Сижу в поезде. Из противоположного окна открывается вид на нечто такое, что можно написать только заглавными буквами: Невиданный Заход Солнца Над Равниной. Теперь моя голова отбрасывает тень на то, во что я вглядываюсь: наросты, лишаи, шрамы. Моя голова бросает тень рефлексии на то, что я вижу. Поскольку рефлексия просветляет и делает более рельефным то, что в голове, и затемняет и замутняет то, что перед глазами.
Когда поезд остановился в Гданьске, была еще ночь, и неудобно было будить людей звонком, а потому я поехал дальше, до Сопота, а там пошел на пляж. Постепенно начало светать. Я сел в обитое дерматином плетеное пляжное кресло (на спинке надпись: ЗДЕСЬ Я ОТДАЛАСЬ ПАРНЮ ПО ИМЕНИ ЯЦЕК. ЕМУ 19 ЛЕТ, И ЖИВЕТ ОН ВО ВЖЕШЧЕ). У моря коричневый цвет. По морю плавают корабли. Между листками тетради хрустит песок.
начато в ноябре 1992
закончено в декабре 1994
СМЫСЛ ЖИЗНИ
средиземноморский рассказ
I. Падуя
Нас туда отвез парень по имени Мауро (тоже филолог, только итальянский, в любом случае на нас обоих были одинаковые очки), соблазнил нас этой Падуей, а потом оставил нас на улице Данте и — желаю вам счастья в нашей общей безнадеге (никаких перспектив ни у кого из нас троих). Только его и видели, впрочем, что там, для автостопа это дело обычное, только немного жаль, что вместе с его маленьким красным (итальянским) фиатом[2]исчезла и комнатушка, которую он занимал в общежитии и на которую мы рассчитывали.

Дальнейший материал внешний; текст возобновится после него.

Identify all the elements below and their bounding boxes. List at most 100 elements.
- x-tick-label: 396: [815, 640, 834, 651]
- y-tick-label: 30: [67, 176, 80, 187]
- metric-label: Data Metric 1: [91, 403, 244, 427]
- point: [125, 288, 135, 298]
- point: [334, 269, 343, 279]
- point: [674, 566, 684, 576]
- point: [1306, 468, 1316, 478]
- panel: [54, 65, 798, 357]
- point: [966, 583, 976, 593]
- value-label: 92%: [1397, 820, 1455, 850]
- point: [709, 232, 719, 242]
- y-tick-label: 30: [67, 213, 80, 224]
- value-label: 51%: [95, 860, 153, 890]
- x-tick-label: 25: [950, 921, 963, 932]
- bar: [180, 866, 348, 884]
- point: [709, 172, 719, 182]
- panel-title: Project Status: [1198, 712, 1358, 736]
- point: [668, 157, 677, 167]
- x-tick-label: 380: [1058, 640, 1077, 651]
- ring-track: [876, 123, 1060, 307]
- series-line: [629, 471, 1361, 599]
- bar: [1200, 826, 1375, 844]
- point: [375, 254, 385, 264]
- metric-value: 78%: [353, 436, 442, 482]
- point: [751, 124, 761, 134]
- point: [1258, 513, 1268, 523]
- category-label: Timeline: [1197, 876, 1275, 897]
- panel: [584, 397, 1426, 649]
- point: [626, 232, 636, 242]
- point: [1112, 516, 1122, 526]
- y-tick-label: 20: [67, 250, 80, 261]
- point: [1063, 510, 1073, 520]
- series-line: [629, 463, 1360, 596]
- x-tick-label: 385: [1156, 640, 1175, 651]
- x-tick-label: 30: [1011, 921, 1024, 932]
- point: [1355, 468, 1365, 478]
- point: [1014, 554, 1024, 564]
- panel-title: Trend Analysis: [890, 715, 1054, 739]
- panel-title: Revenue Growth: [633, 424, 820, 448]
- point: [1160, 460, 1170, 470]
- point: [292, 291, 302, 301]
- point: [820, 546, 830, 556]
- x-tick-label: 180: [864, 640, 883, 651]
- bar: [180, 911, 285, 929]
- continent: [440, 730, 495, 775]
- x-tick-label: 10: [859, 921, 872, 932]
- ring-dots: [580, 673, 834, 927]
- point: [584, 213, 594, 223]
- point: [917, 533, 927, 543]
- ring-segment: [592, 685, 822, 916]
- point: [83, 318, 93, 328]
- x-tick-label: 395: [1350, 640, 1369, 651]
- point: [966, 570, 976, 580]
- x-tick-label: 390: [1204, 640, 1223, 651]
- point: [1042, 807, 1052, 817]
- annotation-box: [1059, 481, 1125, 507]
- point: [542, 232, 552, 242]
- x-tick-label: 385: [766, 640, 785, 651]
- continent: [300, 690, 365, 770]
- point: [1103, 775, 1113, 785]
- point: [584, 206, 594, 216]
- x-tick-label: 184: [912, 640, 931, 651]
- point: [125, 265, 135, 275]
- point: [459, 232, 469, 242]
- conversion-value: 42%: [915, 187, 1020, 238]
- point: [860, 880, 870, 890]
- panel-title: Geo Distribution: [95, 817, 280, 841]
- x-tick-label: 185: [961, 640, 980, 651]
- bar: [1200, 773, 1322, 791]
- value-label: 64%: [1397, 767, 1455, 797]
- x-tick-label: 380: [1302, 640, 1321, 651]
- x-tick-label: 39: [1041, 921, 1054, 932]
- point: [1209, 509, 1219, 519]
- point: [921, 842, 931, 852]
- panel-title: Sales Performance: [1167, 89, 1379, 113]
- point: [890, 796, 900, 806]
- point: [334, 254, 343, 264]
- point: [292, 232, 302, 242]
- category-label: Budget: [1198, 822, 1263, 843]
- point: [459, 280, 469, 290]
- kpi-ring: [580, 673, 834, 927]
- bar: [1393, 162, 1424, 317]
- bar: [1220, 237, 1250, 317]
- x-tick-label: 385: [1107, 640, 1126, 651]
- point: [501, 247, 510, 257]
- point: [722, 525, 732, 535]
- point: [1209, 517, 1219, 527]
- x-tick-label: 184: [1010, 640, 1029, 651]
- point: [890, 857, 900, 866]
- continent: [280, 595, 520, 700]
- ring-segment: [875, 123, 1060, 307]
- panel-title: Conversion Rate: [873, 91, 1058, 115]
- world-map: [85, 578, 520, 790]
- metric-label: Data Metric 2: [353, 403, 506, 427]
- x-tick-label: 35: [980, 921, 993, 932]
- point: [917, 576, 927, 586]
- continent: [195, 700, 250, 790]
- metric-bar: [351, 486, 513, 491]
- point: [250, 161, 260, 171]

В порядке скромной компенсации перед нашими глазами неожиданно предстала знаменитая падуанская рыночная площадь, а стоящая на ней церковь (обозначенная Бесом как место возможной встречи) из строчки в путеводителе превратилась в нечто в высшей степени реальное и каменное. Имеющее ступеньки. На которые можно сесть и перевести дух. (Нам предстояло ждать всех остальных до шести вечера.) Моника Пех как села, так и осталась сидеть; меня некоторое время спустя потянуло осматривать достопримечательности, вот и оставил я ее на страже нашего скарба, а сам, свободный, как птица, пошел по какой-то улочке куда глаза гладят, стараясь по возможности удержать в голове логический порядок очередности поворотов (на случай если бы память моя, отягощаемая обслуживанием все новых и новых всплесков интереса, не справилась); улочки были узкие, и мне помимо воли пришлось стать свидетелем и даже участником (пассивным) нескольких дорожных происшествий, крику было выше крыши; персики дороже, чем в Вероне.